Matthew Stutzman, Cagiva USA’s General Manager, explains the brand’s renaissance. “The charisma of these motorcycles is so strong, so enduring, that it never went away. So we have needed very little in the way of advertising,” he says. “We simply try to do what it best for the brand, and ensure each owner feels the bike is made just for them.” The success of that approach means MV Agusta’s production models are spoken for, and its limited editions are sold out. Stutzman adds that the factory is also sensitive to the desires of aspiring, affluent motorcyclists. “This is where the new Brutale extends the reach of MV Agusta,” he explains, “and grows our market for the future.”
Sunday morning was the pinnacle of the event. Ago arrived in the paddock in his period leathers and trademark green, white and red helmet. Addressing the crowd, he thanks everyone and, with a wink to the organizers says, “I don’t know why you waited so long to invite me, but I hope you will have me back again.”
He push starts the 1956 Isle of Man winning 500cc triple. It responds with a roar that thrills the crowd. “This is a rare motorcycle, so I must go slowly and be careful,” he quips. Then he leaps aboard, as if shot out of a cannon, and produces a series of fluid laps that transport us back to the glory days. His speed seems effortless. One observer captures the sensation felt by all with an apt remark: “A golden man from a golden motorcycling era.”

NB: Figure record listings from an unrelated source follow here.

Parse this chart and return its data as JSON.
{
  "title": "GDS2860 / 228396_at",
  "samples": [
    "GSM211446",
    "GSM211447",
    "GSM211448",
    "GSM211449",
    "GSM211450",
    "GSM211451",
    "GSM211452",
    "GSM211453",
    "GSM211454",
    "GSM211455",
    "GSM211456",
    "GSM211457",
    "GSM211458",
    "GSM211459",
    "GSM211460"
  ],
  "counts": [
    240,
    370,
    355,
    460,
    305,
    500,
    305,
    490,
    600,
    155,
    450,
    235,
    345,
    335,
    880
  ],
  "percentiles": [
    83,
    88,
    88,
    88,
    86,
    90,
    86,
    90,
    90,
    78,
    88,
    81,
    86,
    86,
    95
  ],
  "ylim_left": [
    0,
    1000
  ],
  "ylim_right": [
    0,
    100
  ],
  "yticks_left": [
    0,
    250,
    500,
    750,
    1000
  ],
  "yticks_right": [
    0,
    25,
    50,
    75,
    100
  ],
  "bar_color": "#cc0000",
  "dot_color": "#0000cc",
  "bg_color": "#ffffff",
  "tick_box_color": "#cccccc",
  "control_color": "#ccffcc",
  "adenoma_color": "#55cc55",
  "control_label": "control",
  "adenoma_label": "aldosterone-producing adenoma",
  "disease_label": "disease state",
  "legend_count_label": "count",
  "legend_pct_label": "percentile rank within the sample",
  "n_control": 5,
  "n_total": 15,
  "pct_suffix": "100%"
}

Agostini transitions to the shaft-driven 1976 MV Agusta 750S America, last of the original breed. The big bike responds to the master with another series of flawless flights around the circuit. Then, it is announced that Ago will take the new 2007 F4 for its very first ride in this country. When the pair blast off from the start line, it is a moment for all time. The sight and sound evoke the era of gentlemen racers. As Ago and the MV sweep again and again across the start-finish line, each lap he completes takes us back to that epoch. As we see him lean into each curve, man and machine in perfect fusion, we know he does not want that voyage through time to end, and neither do we.
On this day at Mid-Ohio, the story of Meccanica Verghera Agusta has every heart beating in unison. The factory’s motto, “Molding matter with the force of passion”, has never resounded so clearly.
As Vintage Motorcycle Days ends, the fires it has stoked will rage in the souls of those who have been witness. Each of the 500 units of the F4 Ago and the certificate of authenticity signed by il campione di tutti i campioni himself will be coveted by ardent suitors. The 2007 MV Agusta F4 1000R will go off to set a Bonneville Land Speed Record. Between forays far and wide on his mission for the marque, Ago will return to building his new house in Italy and taking his own MV for its daily exercise on his favorite road around Lago Lovere.
For the rest of us, bitten by the same fever as the Count, we will live with the dream of our own time machine.